Similarly, my father was used to continuous harassment by Ikhwanis, a brigade supported by the government of the time and the Army as well. How do you react when an illiterate, gun-weilding man forcibly asks your father to take off his new pair of shoes so that your father returns home barefooted? I have seen it in front of my eyes.
The stories are the chronicles of our existence. On the first of February every year, my village commemorates the deaths of its civilians who were killed defenceless in front of the whole village during a crackdown in 1992. I have also heard that an elderly man among them was tortured to death after a log was rolled over his body.

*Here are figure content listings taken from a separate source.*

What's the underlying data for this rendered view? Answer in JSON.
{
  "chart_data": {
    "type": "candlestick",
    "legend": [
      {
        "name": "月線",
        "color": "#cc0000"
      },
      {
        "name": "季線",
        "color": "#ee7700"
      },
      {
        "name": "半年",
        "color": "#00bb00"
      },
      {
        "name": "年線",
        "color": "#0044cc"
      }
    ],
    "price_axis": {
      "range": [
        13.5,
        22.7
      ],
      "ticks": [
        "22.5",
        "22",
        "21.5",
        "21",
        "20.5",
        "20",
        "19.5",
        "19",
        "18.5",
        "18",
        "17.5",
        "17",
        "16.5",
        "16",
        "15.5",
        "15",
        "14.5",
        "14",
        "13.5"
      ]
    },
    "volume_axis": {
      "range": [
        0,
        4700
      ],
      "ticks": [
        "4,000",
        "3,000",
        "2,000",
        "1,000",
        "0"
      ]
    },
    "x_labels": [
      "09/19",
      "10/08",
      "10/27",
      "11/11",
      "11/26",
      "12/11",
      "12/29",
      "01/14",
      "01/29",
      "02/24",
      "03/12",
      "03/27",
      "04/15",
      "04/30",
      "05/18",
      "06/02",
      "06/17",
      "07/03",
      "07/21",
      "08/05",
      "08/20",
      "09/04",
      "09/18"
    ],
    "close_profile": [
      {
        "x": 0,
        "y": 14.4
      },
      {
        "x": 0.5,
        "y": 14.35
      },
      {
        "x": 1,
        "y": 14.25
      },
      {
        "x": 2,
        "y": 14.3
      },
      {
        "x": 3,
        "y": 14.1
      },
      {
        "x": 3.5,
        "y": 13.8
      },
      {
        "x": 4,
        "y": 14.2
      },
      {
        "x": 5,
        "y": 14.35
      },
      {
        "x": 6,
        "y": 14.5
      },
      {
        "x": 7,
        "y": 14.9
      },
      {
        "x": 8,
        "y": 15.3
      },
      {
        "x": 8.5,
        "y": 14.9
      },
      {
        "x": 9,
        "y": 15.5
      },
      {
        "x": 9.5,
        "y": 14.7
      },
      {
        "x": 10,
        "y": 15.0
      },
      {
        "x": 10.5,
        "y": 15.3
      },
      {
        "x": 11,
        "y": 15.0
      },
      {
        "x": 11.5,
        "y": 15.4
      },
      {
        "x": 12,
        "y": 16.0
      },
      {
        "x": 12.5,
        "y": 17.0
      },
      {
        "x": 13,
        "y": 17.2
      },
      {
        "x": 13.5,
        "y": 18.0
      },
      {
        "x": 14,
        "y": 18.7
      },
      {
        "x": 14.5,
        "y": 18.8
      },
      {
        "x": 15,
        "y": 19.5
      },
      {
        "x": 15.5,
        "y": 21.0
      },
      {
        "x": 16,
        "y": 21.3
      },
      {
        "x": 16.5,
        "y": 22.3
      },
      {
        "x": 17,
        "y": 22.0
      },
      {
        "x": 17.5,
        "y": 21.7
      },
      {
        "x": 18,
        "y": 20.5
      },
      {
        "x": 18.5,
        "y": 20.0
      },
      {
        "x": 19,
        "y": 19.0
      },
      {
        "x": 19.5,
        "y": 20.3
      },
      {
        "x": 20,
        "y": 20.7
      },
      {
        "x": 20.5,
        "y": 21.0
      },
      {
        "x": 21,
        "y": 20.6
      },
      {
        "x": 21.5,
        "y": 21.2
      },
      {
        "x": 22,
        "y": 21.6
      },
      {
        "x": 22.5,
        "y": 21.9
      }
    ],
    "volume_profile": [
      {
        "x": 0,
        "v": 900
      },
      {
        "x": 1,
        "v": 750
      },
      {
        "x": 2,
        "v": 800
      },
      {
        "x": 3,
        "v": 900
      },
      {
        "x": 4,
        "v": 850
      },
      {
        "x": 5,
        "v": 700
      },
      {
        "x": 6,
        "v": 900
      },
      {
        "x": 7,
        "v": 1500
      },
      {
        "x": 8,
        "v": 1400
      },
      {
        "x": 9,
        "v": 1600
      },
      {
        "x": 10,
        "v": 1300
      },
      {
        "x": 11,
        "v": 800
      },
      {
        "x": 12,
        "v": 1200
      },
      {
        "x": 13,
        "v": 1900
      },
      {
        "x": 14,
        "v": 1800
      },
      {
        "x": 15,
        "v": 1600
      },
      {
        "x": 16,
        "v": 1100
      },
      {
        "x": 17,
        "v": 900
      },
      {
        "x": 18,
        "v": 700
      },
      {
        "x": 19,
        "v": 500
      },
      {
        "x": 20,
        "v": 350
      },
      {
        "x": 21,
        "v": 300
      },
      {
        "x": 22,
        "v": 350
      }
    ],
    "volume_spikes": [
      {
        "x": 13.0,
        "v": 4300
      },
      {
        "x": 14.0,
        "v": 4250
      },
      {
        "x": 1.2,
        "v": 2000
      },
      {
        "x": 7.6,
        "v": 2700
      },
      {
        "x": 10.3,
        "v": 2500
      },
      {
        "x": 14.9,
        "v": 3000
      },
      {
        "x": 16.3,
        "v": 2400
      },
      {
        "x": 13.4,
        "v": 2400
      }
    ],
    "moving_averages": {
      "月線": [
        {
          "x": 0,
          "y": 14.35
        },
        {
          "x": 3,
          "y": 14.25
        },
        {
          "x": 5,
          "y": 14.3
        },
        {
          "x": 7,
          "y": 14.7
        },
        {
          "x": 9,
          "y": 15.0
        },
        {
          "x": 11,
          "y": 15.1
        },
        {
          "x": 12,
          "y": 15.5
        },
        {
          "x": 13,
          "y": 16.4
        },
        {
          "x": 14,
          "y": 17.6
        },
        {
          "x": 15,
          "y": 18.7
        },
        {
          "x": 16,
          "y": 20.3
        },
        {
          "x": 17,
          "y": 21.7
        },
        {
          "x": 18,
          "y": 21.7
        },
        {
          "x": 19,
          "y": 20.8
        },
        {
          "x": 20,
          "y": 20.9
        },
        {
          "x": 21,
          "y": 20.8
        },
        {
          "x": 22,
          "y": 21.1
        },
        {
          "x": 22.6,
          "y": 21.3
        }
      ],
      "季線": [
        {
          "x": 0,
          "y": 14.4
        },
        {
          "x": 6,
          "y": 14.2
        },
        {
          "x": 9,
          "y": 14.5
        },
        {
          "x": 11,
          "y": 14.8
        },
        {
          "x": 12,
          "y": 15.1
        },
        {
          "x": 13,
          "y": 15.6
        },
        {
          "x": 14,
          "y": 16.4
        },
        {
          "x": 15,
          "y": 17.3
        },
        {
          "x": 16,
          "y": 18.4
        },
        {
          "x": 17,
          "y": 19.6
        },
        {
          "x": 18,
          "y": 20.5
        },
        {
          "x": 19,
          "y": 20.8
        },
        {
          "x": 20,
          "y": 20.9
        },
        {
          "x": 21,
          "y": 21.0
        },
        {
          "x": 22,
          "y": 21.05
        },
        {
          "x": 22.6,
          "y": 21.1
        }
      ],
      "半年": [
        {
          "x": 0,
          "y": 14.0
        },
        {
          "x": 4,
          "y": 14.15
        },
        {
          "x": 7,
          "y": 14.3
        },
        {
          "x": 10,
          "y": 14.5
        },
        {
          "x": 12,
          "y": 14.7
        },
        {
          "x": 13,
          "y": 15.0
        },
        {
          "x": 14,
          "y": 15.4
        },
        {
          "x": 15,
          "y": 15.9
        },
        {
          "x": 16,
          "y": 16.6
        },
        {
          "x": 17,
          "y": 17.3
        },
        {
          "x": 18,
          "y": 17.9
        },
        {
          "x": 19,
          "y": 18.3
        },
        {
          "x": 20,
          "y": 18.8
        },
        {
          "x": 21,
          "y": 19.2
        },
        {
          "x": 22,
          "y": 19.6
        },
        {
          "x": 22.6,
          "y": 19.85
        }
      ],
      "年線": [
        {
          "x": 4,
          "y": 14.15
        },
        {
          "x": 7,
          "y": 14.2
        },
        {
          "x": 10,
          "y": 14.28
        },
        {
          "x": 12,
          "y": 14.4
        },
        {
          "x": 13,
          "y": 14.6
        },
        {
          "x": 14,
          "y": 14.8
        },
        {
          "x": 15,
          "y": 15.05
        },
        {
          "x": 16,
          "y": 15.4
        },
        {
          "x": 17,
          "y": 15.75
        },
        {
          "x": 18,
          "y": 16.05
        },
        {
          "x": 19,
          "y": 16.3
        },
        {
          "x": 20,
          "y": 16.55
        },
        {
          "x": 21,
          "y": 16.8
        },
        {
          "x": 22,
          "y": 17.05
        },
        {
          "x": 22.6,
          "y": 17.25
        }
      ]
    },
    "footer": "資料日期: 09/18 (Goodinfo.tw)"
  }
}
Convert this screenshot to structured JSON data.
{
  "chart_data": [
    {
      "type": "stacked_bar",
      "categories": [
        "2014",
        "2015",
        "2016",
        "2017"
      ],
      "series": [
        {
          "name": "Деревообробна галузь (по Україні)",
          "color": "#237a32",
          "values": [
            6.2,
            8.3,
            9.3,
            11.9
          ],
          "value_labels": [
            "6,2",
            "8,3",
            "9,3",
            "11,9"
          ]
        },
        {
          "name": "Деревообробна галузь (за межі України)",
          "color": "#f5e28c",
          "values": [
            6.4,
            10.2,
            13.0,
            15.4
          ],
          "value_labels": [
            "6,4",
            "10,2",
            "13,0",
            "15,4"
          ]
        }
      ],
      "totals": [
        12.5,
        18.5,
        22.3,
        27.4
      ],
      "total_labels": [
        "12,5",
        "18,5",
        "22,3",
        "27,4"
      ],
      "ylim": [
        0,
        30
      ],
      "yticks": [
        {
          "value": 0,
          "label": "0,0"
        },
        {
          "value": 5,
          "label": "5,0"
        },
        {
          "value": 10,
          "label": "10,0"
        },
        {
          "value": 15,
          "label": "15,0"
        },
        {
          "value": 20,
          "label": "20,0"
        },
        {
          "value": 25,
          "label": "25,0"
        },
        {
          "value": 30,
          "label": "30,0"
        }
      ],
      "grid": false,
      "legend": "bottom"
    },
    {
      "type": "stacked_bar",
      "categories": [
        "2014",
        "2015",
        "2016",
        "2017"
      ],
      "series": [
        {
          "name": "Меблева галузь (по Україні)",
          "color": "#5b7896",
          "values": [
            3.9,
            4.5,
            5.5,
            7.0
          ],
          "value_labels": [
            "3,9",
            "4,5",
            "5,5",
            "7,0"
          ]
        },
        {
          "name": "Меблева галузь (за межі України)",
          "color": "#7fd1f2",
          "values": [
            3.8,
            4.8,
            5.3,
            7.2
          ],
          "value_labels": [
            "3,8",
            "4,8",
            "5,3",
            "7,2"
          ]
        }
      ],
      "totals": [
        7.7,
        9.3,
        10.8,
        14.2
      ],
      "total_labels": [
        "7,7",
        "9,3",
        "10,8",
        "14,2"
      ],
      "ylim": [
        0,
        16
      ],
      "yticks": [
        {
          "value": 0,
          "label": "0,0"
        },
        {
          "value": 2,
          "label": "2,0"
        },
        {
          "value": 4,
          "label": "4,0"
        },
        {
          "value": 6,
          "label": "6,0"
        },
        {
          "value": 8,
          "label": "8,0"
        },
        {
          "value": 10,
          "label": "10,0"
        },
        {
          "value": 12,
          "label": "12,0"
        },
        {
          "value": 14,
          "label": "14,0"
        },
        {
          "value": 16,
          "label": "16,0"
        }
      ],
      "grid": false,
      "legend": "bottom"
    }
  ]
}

The saddest part is that this news never made to the mainstream media of India, or even Jammu and Kashmir. I remember how we all kept waiting like kindergarten children for Radio Pakistan news to learn about these sad developments. This makes me a child of war, and a victim of terrorism.
These are some of the many truths that form a part of our existence. Will India’s mainstream media gather courage to tell the truth about Kashmir to its people? If they acknowledge the crimes done in Kashmir and tell the truth to its people, I don’t see anyone not condemning the assault inflicted on CRPF men. Otherwise, Kashmiris will just treat it as a patient reaction to what’s been done in the past.
P.S: “Ajeet hain, abheet hain” written on a hill overlooking Srinagar may be sacred to the mainland India. It’s not the same to Kashmir!